Customers who wish to participate in the DCIP are asked to visit the Toronto Hydro Web site, Walker said. Once the program application is received, Toronto Hydro and PowerStream will then complete a site assessment to verify the existing equipment and to start measurements and verification. Once the approval’s granted, he said the data centre project must begin within 90 days from the application approval. Once completed, Toronto Hydro and PowerStream will complete a post-site assessment to determine what the final kilowatt savings are. Customers can then send the invoice and in return, are paid their incentive.
“A data centre with one megawatt of demand load can earn a $30,000 incentive plus ongoing annual electricity savings of $90,000 by reducing the load by 15 per cent,” Walker said. “We’re looking for all data centres to get involved in this (program), not just the larger customers.”
But there is no “magic bullet” for optimizing a data centre, said Keith Baskin, director of storage technologies for Softchoice’s enterprise architect group. Baskin said deduplication can also be used in the data centre to help reduce hardware footprint. However, convergence is the primary driver that’s leading companies to want to simplify and optimize what’s in their data centres today, according to Softchoice.
“Virtualization, platform consolidation and deduplication will help, but really, you need to evaluate everything using a holistic approach. This begins with an assessment and a conversation (with customers),” Baskin said.
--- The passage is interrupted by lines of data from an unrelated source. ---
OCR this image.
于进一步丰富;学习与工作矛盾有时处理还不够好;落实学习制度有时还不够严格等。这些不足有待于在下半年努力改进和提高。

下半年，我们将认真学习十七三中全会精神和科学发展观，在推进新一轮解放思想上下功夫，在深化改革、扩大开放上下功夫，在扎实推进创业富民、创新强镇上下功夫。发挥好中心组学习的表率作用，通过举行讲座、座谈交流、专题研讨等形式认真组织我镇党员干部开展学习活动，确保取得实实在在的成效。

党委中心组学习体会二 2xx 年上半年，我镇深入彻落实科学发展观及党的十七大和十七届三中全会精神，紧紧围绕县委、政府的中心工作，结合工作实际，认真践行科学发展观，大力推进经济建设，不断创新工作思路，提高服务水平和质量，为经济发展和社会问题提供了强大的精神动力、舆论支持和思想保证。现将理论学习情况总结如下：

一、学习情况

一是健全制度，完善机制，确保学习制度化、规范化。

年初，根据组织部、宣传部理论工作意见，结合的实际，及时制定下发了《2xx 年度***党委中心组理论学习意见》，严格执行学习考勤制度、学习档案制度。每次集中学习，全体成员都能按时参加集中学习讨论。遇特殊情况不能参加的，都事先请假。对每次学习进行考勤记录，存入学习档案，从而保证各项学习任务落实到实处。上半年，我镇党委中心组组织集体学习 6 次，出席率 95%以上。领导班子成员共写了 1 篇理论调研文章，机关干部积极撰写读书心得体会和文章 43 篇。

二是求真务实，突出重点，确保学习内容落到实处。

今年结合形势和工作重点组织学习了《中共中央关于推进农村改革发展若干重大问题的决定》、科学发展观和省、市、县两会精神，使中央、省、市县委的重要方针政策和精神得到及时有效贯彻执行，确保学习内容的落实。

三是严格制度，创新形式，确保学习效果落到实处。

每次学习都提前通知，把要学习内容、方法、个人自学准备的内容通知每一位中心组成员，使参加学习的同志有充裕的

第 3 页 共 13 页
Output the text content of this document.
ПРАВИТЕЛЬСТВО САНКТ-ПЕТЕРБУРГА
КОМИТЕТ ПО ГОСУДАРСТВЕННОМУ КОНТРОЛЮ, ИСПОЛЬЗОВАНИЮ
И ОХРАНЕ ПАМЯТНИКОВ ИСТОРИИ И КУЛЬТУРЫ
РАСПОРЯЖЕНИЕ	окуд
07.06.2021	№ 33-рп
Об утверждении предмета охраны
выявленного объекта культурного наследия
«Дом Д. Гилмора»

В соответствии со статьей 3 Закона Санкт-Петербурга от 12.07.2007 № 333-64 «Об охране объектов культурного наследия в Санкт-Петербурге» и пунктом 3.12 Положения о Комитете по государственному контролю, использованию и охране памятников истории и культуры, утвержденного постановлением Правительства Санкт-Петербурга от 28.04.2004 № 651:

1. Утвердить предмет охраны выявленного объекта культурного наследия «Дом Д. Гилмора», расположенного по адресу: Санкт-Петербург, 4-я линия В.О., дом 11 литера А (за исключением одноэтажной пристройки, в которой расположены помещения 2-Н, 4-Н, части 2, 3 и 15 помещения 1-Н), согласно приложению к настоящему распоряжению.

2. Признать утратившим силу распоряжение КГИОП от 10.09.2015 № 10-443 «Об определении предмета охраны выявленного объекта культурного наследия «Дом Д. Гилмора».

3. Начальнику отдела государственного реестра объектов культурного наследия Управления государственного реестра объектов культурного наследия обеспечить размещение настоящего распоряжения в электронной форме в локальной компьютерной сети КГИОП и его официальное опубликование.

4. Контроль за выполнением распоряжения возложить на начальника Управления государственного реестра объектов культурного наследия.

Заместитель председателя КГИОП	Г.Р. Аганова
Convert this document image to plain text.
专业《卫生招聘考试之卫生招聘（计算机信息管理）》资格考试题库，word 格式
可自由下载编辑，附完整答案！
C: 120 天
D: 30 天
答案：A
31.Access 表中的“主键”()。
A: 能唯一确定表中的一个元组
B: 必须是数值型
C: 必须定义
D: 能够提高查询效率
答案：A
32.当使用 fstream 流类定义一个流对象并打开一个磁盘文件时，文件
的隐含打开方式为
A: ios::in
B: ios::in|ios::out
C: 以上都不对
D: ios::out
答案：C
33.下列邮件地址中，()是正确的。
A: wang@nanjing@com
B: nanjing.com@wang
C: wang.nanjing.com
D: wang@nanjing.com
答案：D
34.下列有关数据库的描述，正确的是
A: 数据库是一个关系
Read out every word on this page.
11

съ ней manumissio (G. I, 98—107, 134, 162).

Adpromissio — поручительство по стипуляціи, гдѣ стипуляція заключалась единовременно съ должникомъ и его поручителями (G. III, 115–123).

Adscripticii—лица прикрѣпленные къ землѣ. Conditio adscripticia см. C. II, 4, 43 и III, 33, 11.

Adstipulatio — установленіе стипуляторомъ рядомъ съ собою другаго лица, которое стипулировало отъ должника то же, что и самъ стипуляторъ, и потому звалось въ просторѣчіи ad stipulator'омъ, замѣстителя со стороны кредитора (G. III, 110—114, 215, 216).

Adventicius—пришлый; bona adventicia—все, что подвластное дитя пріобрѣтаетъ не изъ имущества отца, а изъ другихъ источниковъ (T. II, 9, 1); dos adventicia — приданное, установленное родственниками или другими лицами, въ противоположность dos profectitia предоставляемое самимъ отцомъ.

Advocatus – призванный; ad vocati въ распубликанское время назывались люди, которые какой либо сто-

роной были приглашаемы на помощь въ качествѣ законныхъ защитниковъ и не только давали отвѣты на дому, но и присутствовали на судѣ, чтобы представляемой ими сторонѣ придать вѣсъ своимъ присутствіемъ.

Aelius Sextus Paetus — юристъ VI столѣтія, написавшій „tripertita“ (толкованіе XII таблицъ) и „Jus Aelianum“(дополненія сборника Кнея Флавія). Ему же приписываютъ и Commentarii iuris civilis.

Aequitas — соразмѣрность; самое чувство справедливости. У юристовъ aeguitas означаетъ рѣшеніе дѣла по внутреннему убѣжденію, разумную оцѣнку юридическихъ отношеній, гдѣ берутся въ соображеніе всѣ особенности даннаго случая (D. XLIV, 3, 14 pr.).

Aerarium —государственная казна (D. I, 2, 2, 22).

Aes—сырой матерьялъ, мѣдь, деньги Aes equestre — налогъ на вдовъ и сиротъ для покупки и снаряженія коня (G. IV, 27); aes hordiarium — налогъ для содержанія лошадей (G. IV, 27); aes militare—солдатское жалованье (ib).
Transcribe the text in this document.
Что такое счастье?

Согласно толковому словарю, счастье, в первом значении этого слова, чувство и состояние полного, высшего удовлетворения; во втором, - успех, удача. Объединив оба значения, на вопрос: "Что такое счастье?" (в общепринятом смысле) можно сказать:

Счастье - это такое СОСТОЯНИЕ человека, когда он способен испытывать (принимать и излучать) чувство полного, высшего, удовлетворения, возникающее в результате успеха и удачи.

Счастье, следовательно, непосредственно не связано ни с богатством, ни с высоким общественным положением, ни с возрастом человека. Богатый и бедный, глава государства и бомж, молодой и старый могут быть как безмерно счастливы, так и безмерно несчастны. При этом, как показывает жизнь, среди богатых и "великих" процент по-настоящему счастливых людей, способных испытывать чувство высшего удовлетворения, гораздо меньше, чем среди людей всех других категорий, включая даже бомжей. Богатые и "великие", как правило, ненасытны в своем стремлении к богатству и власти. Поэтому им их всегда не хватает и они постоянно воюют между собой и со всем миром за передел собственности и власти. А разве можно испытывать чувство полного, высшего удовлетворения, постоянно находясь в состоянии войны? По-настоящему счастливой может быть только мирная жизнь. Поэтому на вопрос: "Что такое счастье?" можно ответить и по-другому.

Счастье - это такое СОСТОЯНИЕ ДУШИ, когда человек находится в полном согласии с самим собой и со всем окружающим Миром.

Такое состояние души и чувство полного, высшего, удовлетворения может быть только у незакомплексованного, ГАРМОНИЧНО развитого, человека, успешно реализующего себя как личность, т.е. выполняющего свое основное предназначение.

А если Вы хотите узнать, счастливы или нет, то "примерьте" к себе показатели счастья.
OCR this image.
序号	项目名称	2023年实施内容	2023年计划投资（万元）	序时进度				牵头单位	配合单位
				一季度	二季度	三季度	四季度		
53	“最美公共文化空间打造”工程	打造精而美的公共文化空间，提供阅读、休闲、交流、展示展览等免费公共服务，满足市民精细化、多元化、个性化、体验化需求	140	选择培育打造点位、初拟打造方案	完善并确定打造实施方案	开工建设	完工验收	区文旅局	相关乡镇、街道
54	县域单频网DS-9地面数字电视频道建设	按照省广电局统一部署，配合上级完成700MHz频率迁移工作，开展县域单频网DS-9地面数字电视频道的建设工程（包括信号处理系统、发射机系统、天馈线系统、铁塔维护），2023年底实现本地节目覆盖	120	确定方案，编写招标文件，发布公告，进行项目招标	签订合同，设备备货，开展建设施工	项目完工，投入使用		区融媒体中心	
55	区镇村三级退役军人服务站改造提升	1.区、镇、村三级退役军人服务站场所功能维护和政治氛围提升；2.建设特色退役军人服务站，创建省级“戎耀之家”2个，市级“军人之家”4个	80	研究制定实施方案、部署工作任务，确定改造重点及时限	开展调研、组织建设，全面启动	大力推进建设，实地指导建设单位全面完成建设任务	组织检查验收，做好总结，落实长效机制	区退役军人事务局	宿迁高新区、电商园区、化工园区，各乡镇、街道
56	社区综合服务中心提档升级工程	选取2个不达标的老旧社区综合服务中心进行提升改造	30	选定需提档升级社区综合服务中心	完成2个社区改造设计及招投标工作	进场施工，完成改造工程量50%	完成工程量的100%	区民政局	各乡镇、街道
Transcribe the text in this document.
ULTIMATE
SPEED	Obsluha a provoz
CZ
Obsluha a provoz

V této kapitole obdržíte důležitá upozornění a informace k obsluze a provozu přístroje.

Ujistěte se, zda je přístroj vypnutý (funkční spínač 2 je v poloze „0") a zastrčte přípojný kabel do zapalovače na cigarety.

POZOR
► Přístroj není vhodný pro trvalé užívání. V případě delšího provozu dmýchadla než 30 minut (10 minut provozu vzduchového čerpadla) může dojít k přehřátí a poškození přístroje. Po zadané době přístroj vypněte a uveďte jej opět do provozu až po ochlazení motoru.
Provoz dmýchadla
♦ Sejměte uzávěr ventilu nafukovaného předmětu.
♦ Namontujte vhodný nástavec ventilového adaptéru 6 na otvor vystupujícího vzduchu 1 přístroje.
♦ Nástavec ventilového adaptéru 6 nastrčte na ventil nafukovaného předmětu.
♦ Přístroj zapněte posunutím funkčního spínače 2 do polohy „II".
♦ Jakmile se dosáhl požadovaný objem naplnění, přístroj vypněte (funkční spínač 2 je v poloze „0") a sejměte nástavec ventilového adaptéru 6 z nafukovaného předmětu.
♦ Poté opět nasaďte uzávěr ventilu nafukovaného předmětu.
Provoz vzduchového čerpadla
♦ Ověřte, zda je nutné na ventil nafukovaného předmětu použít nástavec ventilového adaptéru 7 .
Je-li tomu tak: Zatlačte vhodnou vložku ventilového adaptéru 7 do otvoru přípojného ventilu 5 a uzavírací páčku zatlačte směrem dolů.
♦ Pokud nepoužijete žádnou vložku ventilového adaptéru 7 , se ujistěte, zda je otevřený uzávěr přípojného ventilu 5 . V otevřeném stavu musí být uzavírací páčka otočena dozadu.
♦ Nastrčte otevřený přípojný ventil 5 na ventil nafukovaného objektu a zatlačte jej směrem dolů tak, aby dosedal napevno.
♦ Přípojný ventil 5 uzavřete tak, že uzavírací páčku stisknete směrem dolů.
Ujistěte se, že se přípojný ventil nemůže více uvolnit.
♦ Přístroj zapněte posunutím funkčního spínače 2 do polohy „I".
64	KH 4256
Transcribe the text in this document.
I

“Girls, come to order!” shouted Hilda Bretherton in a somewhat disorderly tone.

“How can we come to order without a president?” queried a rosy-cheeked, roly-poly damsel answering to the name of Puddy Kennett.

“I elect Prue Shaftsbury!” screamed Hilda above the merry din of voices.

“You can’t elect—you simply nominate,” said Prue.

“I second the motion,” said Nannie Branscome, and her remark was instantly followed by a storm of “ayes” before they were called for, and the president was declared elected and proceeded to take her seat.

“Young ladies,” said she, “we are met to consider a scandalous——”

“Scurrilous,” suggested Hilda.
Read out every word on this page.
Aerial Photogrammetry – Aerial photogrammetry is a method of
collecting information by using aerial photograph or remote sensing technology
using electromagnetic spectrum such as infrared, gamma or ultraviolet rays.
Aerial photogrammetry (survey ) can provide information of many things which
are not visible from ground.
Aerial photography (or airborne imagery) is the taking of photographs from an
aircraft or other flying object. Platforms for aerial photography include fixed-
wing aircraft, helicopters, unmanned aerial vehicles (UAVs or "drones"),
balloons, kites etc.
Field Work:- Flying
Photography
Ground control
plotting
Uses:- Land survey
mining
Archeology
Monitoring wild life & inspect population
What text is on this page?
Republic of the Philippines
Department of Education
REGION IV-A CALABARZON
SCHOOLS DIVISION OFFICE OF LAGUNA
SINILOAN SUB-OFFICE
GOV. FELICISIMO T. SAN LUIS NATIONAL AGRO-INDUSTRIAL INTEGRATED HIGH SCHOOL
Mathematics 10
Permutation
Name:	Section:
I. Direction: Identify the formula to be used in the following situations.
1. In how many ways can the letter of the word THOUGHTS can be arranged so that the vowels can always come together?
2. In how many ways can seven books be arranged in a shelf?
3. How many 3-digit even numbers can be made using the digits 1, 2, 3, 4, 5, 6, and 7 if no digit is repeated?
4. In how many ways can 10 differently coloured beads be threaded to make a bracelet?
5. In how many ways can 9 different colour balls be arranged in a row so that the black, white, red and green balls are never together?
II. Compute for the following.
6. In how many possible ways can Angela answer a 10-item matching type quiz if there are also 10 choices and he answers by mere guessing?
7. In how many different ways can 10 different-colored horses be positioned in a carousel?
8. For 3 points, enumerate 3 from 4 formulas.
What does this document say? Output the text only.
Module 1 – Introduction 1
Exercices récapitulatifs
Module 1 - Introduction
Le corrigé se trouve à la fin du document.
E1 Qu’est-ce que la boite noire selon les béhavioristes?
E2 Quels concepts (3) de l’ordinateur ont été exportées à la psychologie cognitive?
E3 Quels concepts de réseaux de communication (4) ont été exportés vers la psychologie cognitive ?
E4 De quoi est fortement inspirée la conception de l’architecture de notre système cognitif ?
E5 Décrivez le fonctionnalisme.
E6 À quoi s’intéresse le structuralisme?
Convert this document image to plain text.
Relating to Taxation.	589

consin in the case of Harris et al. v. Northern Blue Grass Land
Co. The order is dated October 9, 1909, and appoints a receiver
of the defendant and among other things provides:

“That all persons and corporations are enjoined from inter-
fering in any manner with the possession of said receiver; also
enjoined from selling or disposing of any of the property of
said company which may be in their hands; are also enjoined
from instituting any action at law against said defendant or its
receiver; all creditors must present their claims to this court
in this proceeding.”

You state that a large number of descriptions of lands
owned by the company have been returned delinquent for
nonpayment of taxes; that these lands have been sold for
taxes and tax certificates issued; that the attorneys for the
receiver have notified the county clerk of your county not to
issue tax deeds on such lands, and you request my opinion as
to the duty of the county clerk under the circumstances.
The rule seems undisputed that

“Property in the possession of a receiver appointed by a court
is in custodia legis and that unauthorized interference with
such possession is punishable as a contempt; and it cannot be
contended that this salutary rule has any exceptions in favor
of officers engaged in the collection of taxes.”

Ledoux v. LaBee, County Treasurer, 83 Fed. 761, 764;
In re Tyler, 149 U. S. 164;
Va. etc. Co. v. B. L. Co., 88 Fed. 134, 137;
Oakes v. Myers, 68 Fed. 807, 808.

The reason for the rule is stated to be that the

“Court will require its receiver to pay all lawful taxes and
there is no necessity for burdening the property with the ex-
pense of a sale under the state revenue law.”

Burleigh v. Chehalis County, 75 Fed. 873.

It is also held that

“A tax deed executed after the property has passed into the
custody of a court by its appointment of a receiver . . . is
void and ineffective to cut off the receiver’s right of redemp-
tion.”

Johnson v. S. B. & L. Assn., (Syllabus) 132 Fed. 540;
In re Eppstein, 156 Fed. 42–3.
Frank Ball, Softchoice’s director of Cisco Solutions, said there are lots of opportunities out there for customers and partners in the data centre.
“Especially with storage, people are spending money on this and it’s complex and is growing at an alarming rate,” Ball said. “You need to take a holistic approach when looking at a virtualization strategy in order to develop a plan for an optimized data centre.”
Softchoice president and CEO, Dave MacDonald, said the data centre solution space and storage will be key growth areas.
“Today, we have 14,000 customers doing business with us,” MacDonald said. “Our number one goal is to continue to hold and increase that base by adding solutions, services and productivity. Softchoice is positioned well in the marketplace to build out a brand with a solutions and services focus as we move forward.”